I agree with Bev (and the U.S. State Department): if you are a U.S. citizen, do not use a foreign passport to enter the U.S. Do not apply for ESTA or a U.S. visa for your non-U.S. passport. The fact some people get away with it is not a reason to ignore this requirement. This particular stunt can really land you in hot water.


----------



## palmerpat

Thank you all for your advice. Since I have to travel in about a weeks time, I will not have time to deal with the full backlog or deal with any consequences of renouncing citizenship which I dont really want to do anyway. I will try not to worry about what happens at the border although this is very hard for me at a stressful time. I can only answer truthfully any question that comes up. I truly did not know I had to do this, while some say I should have known, I didnt.
I will travel on my US passport as is required.

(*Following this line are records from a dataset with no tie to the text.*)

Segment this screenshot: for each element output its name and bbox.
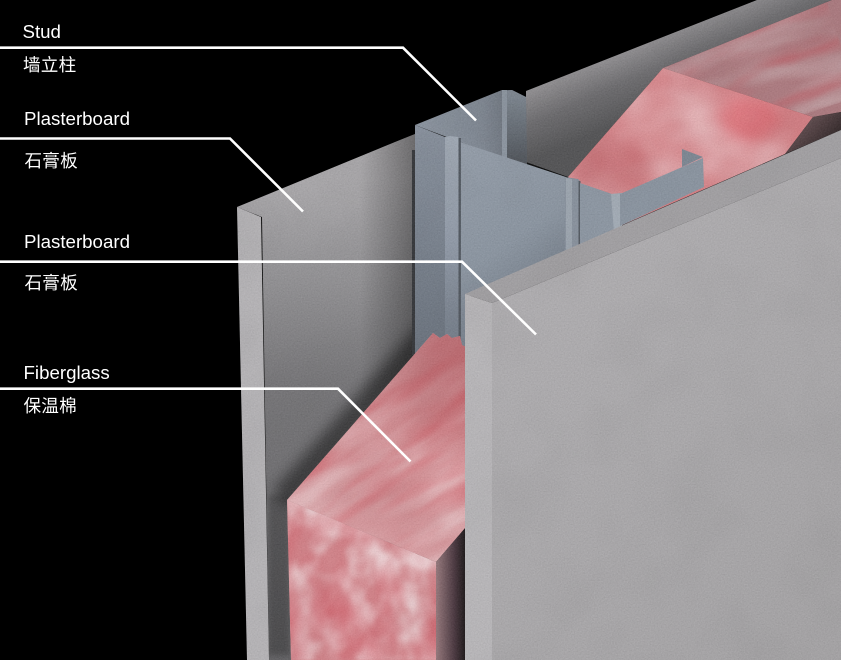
upper fiberglass front face bbox=[568, 68, 813, 226]
label: front plasterboard bbox=[0, 231, 536, 334]
front board edge face bbox=[465, 294, 492, 660]
stud left edge shadow bbox=[412, 150, 415, 355]
back plasterboard bbox=[237, 0, 832, 660]
stud return flange bbox=[620, 158, 704, 226]
stud front flange bbox=[415, 125, 445, 362]
label text: Plasterboard: Plasterboard bbox=[24, 108, 130, 129]
label text: 保温棉: 保温棉 bbox=[24, 396, 77, 416]
label text: Plasterboard: Plasterboard bbox=[24, 231, 130, 252]
lower fiberglass shadowed face bbox=[436, 527, 466, 660]
back board edge face bbox=[237, 207, 269, 660]
stud second rib highlight bbox=[566, 178, 572, 257]
label text: 石膏板: 石膏板 bbox=[24, 151, 78, 171]
stud outer flange bbox=[580, 183, 622, 250]
label text: Fiberglass: Fiberglass bbox=[24, 362, 110, 383]
upper fiberglass shadowed face bbox=[785, 112, 841, 154]
stud lip bbox=[682, 149, 703, 167]
back board inner surface bbox=[237, 130, 430, 660]
label: fiberglass bbox=[0, 362, 410, 462]
lower fiberglass bbox=[287, 333, 465, 660]
steel stud bbox=[412, 90, 704, 362]
leader line: fiberglass bbox=[0, 389, 410, 462]
stud front rib edge bbox=[458, 138, 461, 353]
lower fiberglass top face bbox=[287, 333, 465, 562]
label text: 墙立柱: 墙立柱 bbox=[23, 55, 76, 75]
label text: 石膏板: 石膏板 bbox=[24, 273, 78, 293]
surface grain bbox=[230, 0, 841, 660]
stud rear flange bbox=[507, 90, 527, 165]
front board face bbox=[492, 158, 841, 660]
stud rear channel bbox=[415, 90, 527, 165]
leader line: stud bbox=[0, 48, 476, 121]
leader line: front plasterboard bbox=[0, 262, 536, 334]
stud second rib bbox=[565, 177, 580, 258]
stud corner bend bbox=[611, 193, 622, 232]
upper fiberglass bbox=[568, 0, 841, 226]
leader line: back plasterboard bbox=[0, 138, 303, 212]
front plasterboard bbox=[465, 130, 841, 660]
back board top band and upper surface bbox=[526, 0, 832, 177]
stud front rib bbox=[445, 136, 460, 350]
label text: Stud: Stud bbox=[22, 21, 61, 42]
label: back plasterboard bbox=[0, 108, 303, 212]
upper fiberglass rear face bbox=[663, 0, 841, 117]
stud rear rib bbox=[502, 90, 507, 158]
lower fiberglass front face bbox=[287, 500, 436, 660]
front board top band bbox=[465, 130, 841, 303]
stud web bbox=[460, 142, 566, 352]
label: stud bbox=[0, 21, 476, 120]
stud second rib edge bbox=[578, 181, 580, 247]
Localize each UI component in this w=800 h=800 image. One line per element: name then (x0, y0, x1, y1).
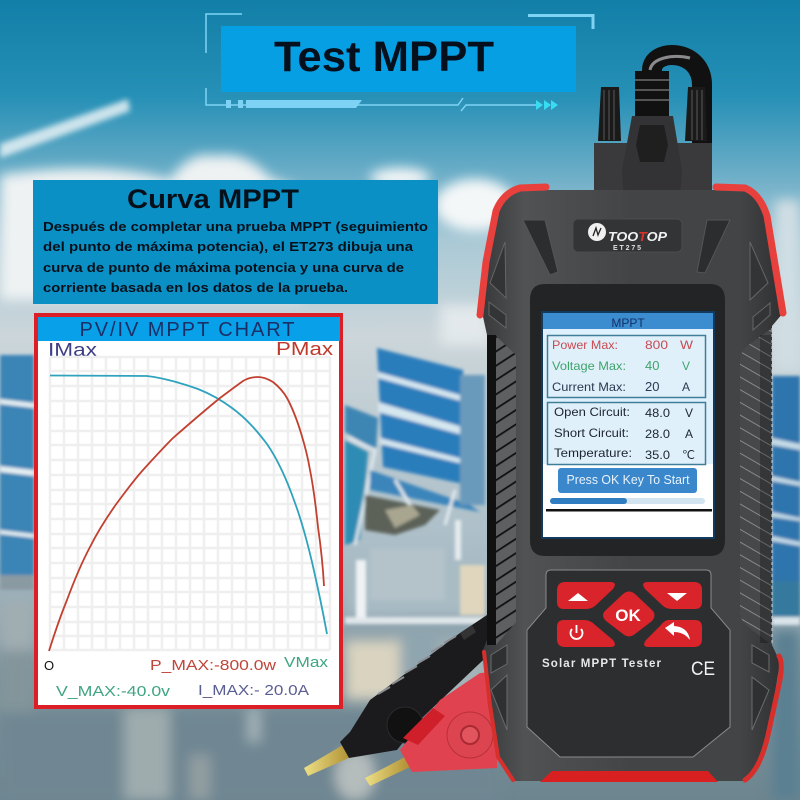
device: brand logo: ET275 (613, 245, 641, 252)
device: screen: 48.0 (645, 406, 670, 420)
title banner: Test MPPT (274, 33, 494, 81)
chart labels (44, 654, 329, 700)
device: screen: Current Max: (552, 380, 626, 394)
device: screen: W (680, 338, 694, 352)
chart labels: P_MAX:-800.0w (150, 657, 276, 674)
panel: Curva MPPT description: curva de punto de máxima potencia y una curva de (43, 260, 404, 275)
button: up (557, 582, 615, 609)
panel: Curva MPPT description: corriente basada en los datos de la prueba. (43, 280, 348, 295)
device: screen: 40 (645, 358, 659, 373)
panel: PV/IV MPPT chart (36, 315, 341, 707)
device: screen: V (682, 359, 690, 373)
device: screen: 20 (645, 379, 659, 394)
device: screen: Voltage Max: (552, 359, 626, 373)
device: side grips (487, 328, 772, 645)
device: screen: Temperature: (554, 446, 632, 460)
device: screen: A (685, 427, 693, 441)
device: screen: Press OK Key To Start (566, 472, 690, 487)
device: screen: 28.0 (645, 427, 670, 441)
test clips: black and red (304, 615, 497, 786)
panel: PV/IV MPPT chart: PMax (276, 339, 333, 359)
panel: PV/IV MPPT chart: IMax (48, 340, 97, 360)
device: screen: 35.0 (645, 448, 670, 462)
title banner frame lines (206, 14, 593, 111)
device: red edges (480, 187, 783, 780)
device: screen: V (685, 406, 693, 420)
CE mark: CE (691, 659, 715, 680)
chart: current curve (50, 376, 327, 634)
device: screen (541, 311, 715, 539)
button: power (557, 620, 615, 647)
button: back (644, 620, 702, 647)
device: lower side details (491, 645, 507, 730)
device: screen: 800 (645, 338, 668, 352)
wing streak (0, 99, 130, 158)
button: down (643, 582, 702, 609)
chart labels: VMax (284, 654, 329, 671)
device: screen: MPPT (611, 316, 645, 330)
device: screen bezel (530, 284, 725, 556)
panel: Curva MPPT description: del punto de máxima potencia), el ET273 dibuja una (43, 239, 414, 254)
panel: Curva MPPT description: Después de completar una prueba MPPT (seguimiento (43, 219, 428, 234)
device: screen: Power Max: (552, 338, 618, 352)
button: OK (603, 592, 654, 636)
device: screen: Open Circuit: (554, 405, 630, 419)
chart labels: V_MAX:-40.0v (56, 683, 171, 700)
device: tester body (480, 187, 783, 782)
device: brand logo: TOOTOP (608, 229, 667, 244)
device: screen: ℃ (682, 448, 695, 462)
chart labels: O (44, 658, 54, 673)
icon: serial connector with cable (594, 55, 712, 203)
device: bottom red strip (540, 771, 718, 782)
chart: power curve (49, 377, 324, 651)
panel: Curva MPPT description (33, 180, 438, 304)
device: screen: A (682, 380, 690, 394)
device: screen: Short Circuit: (554, 426, 629, 440)
device: keypad panel (527, 570, 730, 757)
panel: Curva MPPT description: Curva MPPT (127, 184, 300, 214)
chart labels: I_MAX:- 20.0A (198, 682, 309, 699)
panel: PV/IV MPPT chart: PV/IV MPPT CHART (80, 319, 294, 341)
product label: Solar MPPT Tester (542, 658, 662, 670)
title banner (221, 26, 576, 92)
device: brand logo (573, 219, 682, 252)
button: OK: OK (615, 606, 641, 625)
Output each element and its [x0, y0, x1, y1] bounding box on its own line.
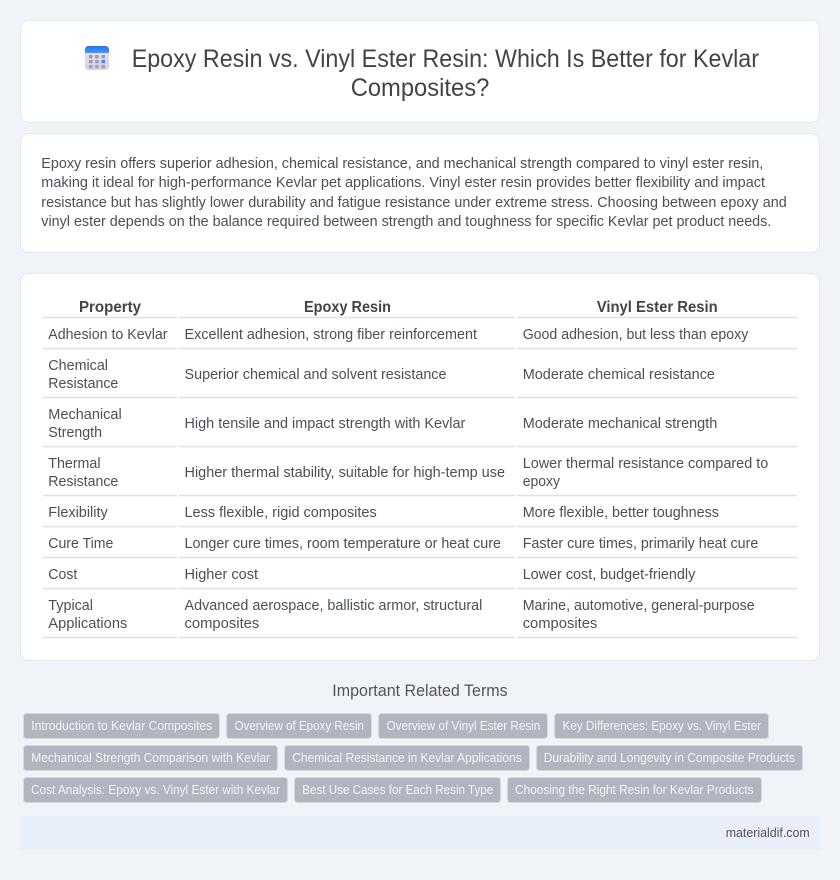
title: [132, 45, 759, 102]
chip: Introduction to Kevlar Composites: [31, 719, 212, 733]
row: thermal resistance: Lower thermal resistance compared to: [523, 456, 768, 472]
chip: Overview of Epoxy Resin: [234, 719, 364, 733]
row: cure time: Faster cure times, primarily heat cure: [523, 536, 758, 552]
row: typical applications: Applications: [48, 616, 127, 632]
row: cost: Cost: [48, 567, 77, 583]
chip: [294, 778, 500, 802]
row: mechanical strength: Strength: [48, 425, 102, 441]
chip: [378, 714, 548, 738]
summary paragraph: vinyl ester depends on the balance required between strength and toughness for specific Kevlar pet product needs.: [41, 214, 771, 230]
panel: summary text: [20, 134, 820, 252]
row: chemical resistance: Moderate chemical resistance: [523, 367, 715, 383]
row: mechanical strength: Mechanical: [48, 407, 122, 423]
chip: Chemical Resistance in Kevlar Applications: [292, 751, 522, 765]
chip: [284, 746, 530, 770]
row: flexibility: More flexible, better toughness: [523, 505, 719, 521]
row: cost: Lower cost, budget-friendly: [523, 567, 696, 583]
chip: Mechanical Strength Comparison with Kevlar: [31, 751, 271, 765]
chip: Cost Analysis: Epoxy vs. Vinyl Ester with Kevlar: [31, 783, 281, 797]
row: typical applications: composites: [184, 616, 259, 632]
row: typical applications: Advanced aerospace, ballistic armor, structural: [184, 598, 482, 614]
row: flexibility: Flexibility: [48, 505, 108, 521]
chip: Key Differences: Epoxy vs. Vinyl Ester: [562, 719, 762, 733]
row: chemical resistance: Resistance: [48, 376, 118, 392]
heading: important related terms: Important Related Terms: [332, 681, 508, 700]
row: flexibility: Less flexible, rigid composites: [184, 505, 377, 521]
row: thermal resistance: Higher thermal stability, suitable for high-temp use: [184, 465, 505, 481]
title: Composites?: [351, 74, 489, 102]
row: cure time: Longer cure times, room temperature or heat cure: [184, 536, 501, 552]
row: thermal resistance: epoxy: [523, 474, 561, 490]
summary paragraph: resistance but has slightly lower durability and fatigue resistance under extreme stress. Choosing between epoxy and: [41, 195, 787, 211]
chip: [536, 746, 802, 770]
row: cure time: [48, 536, 758, 552]
row: flexibility: [48, 505, 719, 521]
row: thermal resistance: [48, 456, 768, 490]
row: adhesion: [48, 327, 749, 343]
chip: Durability and Longevity in Composite Products: [544, 751, 795, 765]
footer bar: [20, 816, 820, 850]
table header row: [79, 299, 718, 316]
table header row: Property: [79, 299, 141, 316]
chip: [226, 714, 372, 738]
row: cure time: Cure Time: [48, 536, 113, 552]
chip: [24, 746, 278, 770]
row: thermal resistance: Resistance: [48, 474, 118, 490]
panel: comparison table: [20, 274, 820, 660]
row: typical applications: [48, 598, 755, 632]
panel: title header: [20, 20, 820, 122]
summary paragraph: making it ideal for high-performance Kevlar pet applications. Vinyl ester resin provides better flexibility and impact: [41, 175, 765, 191]
footer source text: materialdif.com: [726, 825, 810, 840]
table header row: Epoxy Resin: [304, 299, 391, 316]
chip: [24, 714, 220, 738]
row: mechanical strength: [48, 407, 717, 441]
row: adhesion: Excellent adhesion, strong fiber reinforcement: [184, 327, 477, 343]
row: typical applications: Marine, automotive, general-purpose: [523, 598, 755, 614]
chip: Choosing the Right Resin for Kevlar Products: [515, 783, 754, 797]
row: typical applications: Typical: [48, 598, 93, 614]
chip: [554, 714, 768, 738]
row: adhesion: Adhesion to Kevlar: [48, 327, 168, 343]
table header row: Vinyl Ester Resin: [597, 299, 718, 316]
summary paragraph: Epoxy resin offers superior adhesion, chemical resistance, and mechanical strength compared to vinyl ester resin,: [41, 156, 763, 172]
chip: [24, 778, 288, 802]
row: chemical resistance: [48, 358, 715, 392]
chip: Best Use Cases for Each Resin Type: [302, 783, 493, 797]
title: Epoxy Resin vs. Vinyl Ester Resin: Which Is Better for Kevlar: [132, 45, 759, 73]
row: adhesion: Good adhesion, but less than epoxy: [523, 327, 749, 343]
chip: [508, 778, 762, 802]
summary paragraph: [41, 156, 787, 230]
row: typical applications: composites: [523, 616, 597, 632]
row: cost: Higher cost: [184, 567, 258, 583]
related term chips: [24, 714, 802, 802]
row: thermal resistance: Thermal: [48, 456, 100, 472]
row: mechanical strength: Moderate mechanical strength: [523, 416, 717, 432]
icon: calendar: [85, 46, 109, 70]
row: chemical resistance: Superior chemical and solvent resistance: [184, 367, 446, 383]
row: cost: [48, 567, 696, 583]
chip: Overview of Vinyl Ester Resin: [386, 719, 540, 733]
row: chemical resistance: Chemical: [48, 358, 108, 374]
row: mechanical strength: High tensile and impact strength with Kevlar: [184, 416, 465, 432]
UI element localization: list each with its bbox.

I just dont to be in a position where Im 'held' mid journey for non filing of tax forms that will be for no taxes.


----------



## Bevdeforges

The chances of the issue of your tax filing status even being raised while you're in the US are very slim to none. If they were concerned about it, you would have gotten some sort of notification from the IRS long before this. (Despite their "image" they still have to play by the rules and first step would be to notify you that they have reason to believe that you should have been filing but haven't done so.)
Cheers,
Bev


----------



## Nononymous

palmerpat said:


> Thank you all for your advice. Since I have to travel in about a weeks time, I will not have time to deal with the full backlog or deal with any consequences of renouncing citizenship which I dont really want to do anyway. I will try not to worry about what happens at the border although this is very hard for me at a stressful time. I can only answer truthfully any question that comes up. I truly did not know I had to do this, while some say I should have known, I didnt.
> I will travel on my US passport as is required. I just dont to be in a position where Im 'held' mid journey for non filing of tax forms that will be for no taxes.


There is absolutely no reason to be paranoid/worried/concerned. You are flying to the US with a valid US passport. End of story. 

The customs & immigration folks have no access to tax data and no interest in your tax status or authority to ask tax questions. Period. It's not an issue.


----------



## palmerpat

Nononymous said:


> There is absolutely no reason to be paranoid/worried/concerned. You are flying to the US with a valid US passport. End of story.
> 
> The customs & immigration folks have no access to tax data and no interest in your tax status or authority to ask tax questions. Period. It's not an issue.


Thank you for all your help. Ill just take my trip next week and try not to worry about it. Put it perspective. Will post on return, and Im sure then seek help on getting up to date. Thank you.


----------